Tasmin Dadi’s Word

Arrival

Dadi was born in December, 1973. The fifth day. Everything, after he started screaming, was a blank for several periods where time elapsed and he was zip or zero.

Nothing.

Nothing nothing, in fact. After which, he became aware – again.

His next memory was circumcision. [Inexplicable!] Fortunately he didn’t remember that it hurt like hell, know that hell was painful, and that there was no word that would explain anything meaningful about anything that was different from unrelenting agony.
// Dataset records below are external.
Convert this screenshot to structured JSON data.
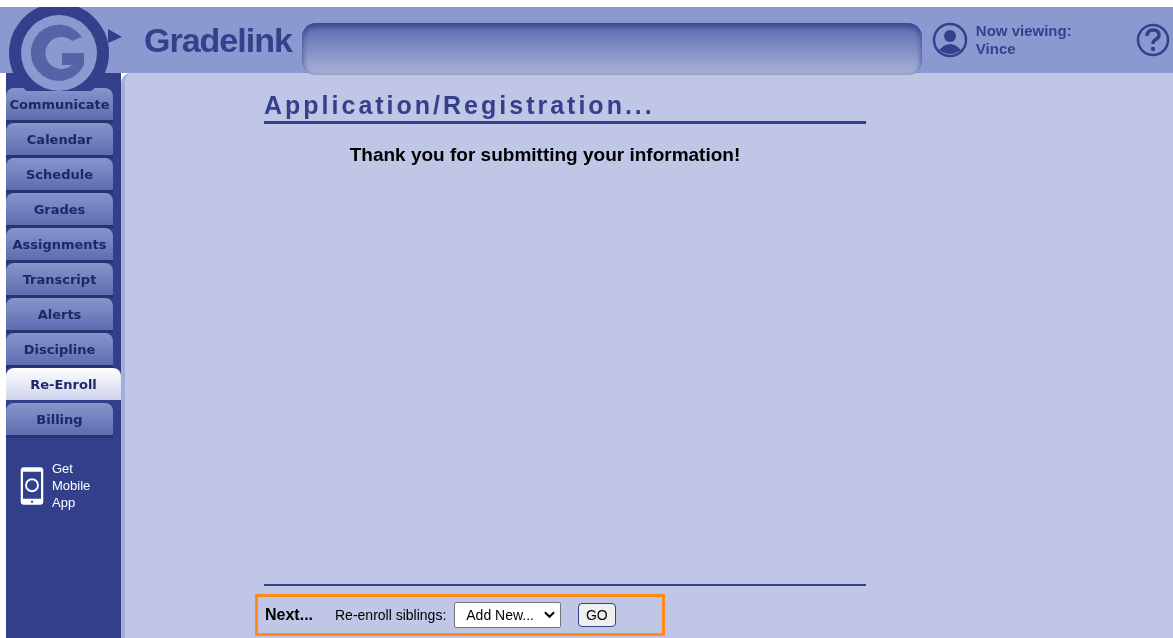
{
  "header": {
    "brand": "Gradelink",
    "viewing_label": "Now viewing:",
    "viewing_name": "Vince"
  },
  "sidebar": {
    "items": [
      {
        "label": "Communicate",
        "selected": false
      },
      {
        "label": "Calendar",
        "selected": false
      },
      {
        "label": "Schedule",
        "selected": false
      },
      {
        "label": "Grades",
        "selected": false
      },
      {
        "label": "Assignments",
        "selected": false
      },
      {
        "label": "Transcript",
        "selected": false
      },
      {
        "label": "Alerts",
        "selected": false
      },
      {
        "label": "Discipline",
        "selected": false
      },
      {
        "label": "Re-Enroll",
        "selected": true
      },
      {
        "label": "Billing",
        "selected": false
      }
    ],
    "mobile_app": [
      "Get",
      "Mobile",
      "App"
    ]
  },
  "page": {
    "title": "Application/Registration...",
    "message": "Thank you for submitting your information!"
  },
  "footer": {
    "next_label": "Next...",
    "select_label": "Re-enroll siblings:",
    "select_value": "Add New...",
    "go_button": "GO"
  }
}
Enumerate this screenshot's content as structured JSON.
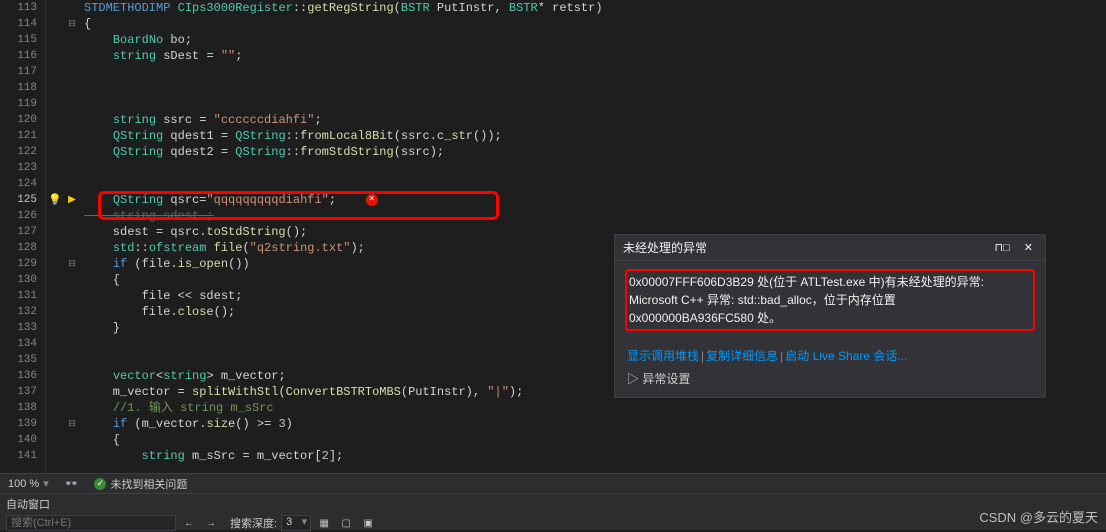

If Dadi was a fillet – as he came to know the word more than a decade later – he’d been seared.

Like a firebrand.

To the regions over which he had control he was careful to ensure a path, more the river running through it than the trail running around it.

Cold was always the better choice when the other wasn’t. Making circles in pain was a waste of time for everyone. Cold over hot was always the better of two options when there was a choice. Freezing over boiling was dead. Not even a heat.

Jung or Jang, his prebubescent self – a bet each way – offered as a 50/50. If not Jung then possibly Zhang. They were sounds not words. He would have died to have had words to explain his incoherent thoughts.

1. 2. 3. 4.    Next?

Dadi didn’t know what was next, but it made sense to think that that if there were two ones, then two threes made six. Deduction on the most basic level.